Welsh Guards - Postwar

Postwar

Shortly after the end of the war the 3rd Battalion was disbanded while the 2nd Battalion was placed in suspended animation. In 1947 the 1st Welsh Guards were dispatched to Palestine, then under British control, while it was in a volatile and violent situation. The Welsh Guards were part of the 1st Guards Brigade and performed internal security (IS) duties while there, before leaving in 1948 during the British withdrawal and when the state of Israel was declared. The Regiment had its colour trooped for the first time in 1949.

In 1950 the regiment arrived in West Germany as part of the 4th Guards Brigade, part of the British Army of the Rhine (BAOR). In 1952 the regiment joined the Berlin Brigade in West Berlin, an enclave in Communist East Germany during tense times between the North Atlantic Treaty Organization and the Warsaw Pact. The Welsh Guards returned home the following year and soon after deployed to the British-controlled Suez Canal Zone (SEZ) in Egypt. As previously in Palestine, the Welsh Guards' time in Egypt was quite turbulent. They performed internal security duties there. They remained in the SEZ until the British withdrawal in 1956. Shortly afterwards the British Army would be embroiled in the Suez War with Egypt, though the Welsh Guards were not to be involved directly.

In 1960 the regiment deployed to West Germany again, and in 1965 to Aden, another part of the declining British Empire. They were to return home the following year. In 1970 the regiment arrived again in West Germany, this time at Munster, as part of 4th Armoured Brigade.

In 1972 came deployment to Northern Ireland, then embroiled in violence later known as "The Troubles". During its tour of duty the regiment lost Sergeant Phillip Price in a terrorist attack by the Provisional Irish Republican Army on the Oxford Street Bus Depot in Belfast, one of a series of terrorist attacks in the city which became known as "Bloody Friday". The following year the Welsh Guards were dispatched to the province again and during this period lost Guardsman David Roberts in a landmine explosion.

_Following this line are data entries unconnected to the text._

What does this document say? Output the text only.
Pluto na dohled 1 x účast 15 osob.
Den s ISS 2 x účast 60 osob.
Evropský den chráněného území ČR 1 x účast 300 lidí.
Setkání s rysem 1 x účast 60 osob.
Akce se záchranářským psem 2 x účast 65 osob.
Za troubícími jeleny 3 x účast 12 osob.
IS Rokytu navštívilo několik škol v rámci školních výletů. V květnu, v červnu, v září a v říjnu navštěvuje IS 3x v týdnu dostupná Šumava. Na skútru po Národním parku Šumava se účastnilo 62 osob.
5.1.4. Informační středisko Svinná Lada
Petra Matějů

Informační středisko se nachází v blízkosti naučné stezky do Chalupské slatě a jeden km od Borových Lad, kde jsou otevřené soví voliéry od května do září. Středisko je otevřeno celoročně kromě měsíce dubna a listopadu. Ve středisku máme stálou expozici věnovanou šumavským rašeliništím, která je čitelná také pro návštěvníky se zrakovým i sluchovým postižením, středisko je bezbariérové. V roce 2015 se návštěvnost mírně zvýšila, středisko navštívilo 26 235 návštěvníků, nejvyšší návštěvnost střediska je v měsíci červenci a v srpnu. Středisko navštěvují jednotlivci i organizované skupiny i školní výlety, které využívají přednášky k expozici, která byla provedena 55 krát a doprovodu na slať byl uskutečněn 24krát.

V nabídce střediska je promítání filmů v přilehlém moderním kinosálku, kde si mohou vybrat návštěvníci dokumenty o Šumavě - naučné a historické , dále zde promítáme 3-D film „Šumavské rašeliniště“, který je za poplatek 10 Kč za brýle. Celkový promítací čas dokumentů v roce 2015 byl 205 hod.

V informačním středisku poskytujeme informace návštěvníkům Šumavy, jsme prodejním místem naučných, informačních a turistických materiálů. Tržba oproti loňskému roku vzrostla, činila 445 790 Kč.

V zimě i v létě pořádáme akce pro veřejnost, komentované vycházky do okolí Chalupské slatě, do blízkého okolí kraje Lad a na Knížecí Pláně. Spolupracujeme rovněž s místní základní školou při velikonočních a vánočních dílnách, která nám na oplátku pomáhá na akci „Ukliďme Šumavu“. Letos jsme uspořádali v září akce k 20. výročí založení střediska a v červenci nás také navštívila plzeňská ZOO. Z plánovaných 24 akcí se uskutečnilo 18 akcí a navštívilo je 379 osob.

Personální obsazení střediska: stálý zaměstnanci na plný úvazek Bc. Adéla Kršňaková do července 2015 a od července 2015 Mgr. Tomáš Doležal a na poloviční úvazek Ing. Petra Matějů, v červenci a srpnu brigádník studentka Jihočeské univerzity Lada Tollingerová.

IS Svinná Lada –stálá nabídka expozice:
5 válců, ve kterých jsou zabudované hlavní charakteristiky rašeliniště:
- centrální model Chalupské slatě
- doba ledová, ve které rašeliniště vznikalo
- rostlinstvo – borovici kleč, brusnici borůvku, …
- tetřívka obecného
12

In 1976 the Welsh Guards were part of the British contingent of the United Nations force deployed to Cyprus in the aftermath of the Turkish invasion of the island in 1974.

In 1977 the regiment arrived in West Berlin again, and then in 1979 once more in the midst of the volatile situation in Northern Ireland, they lost Guardsman Paul Fryer to a booby trap bomb. On 9 July 1981, Daniel Barrett, aged 15 years, was sitting on the garden wall of his home in Havana Court, Ardoyne, North Belfast, when he was shot dead by a soldier of the Welsh Guards.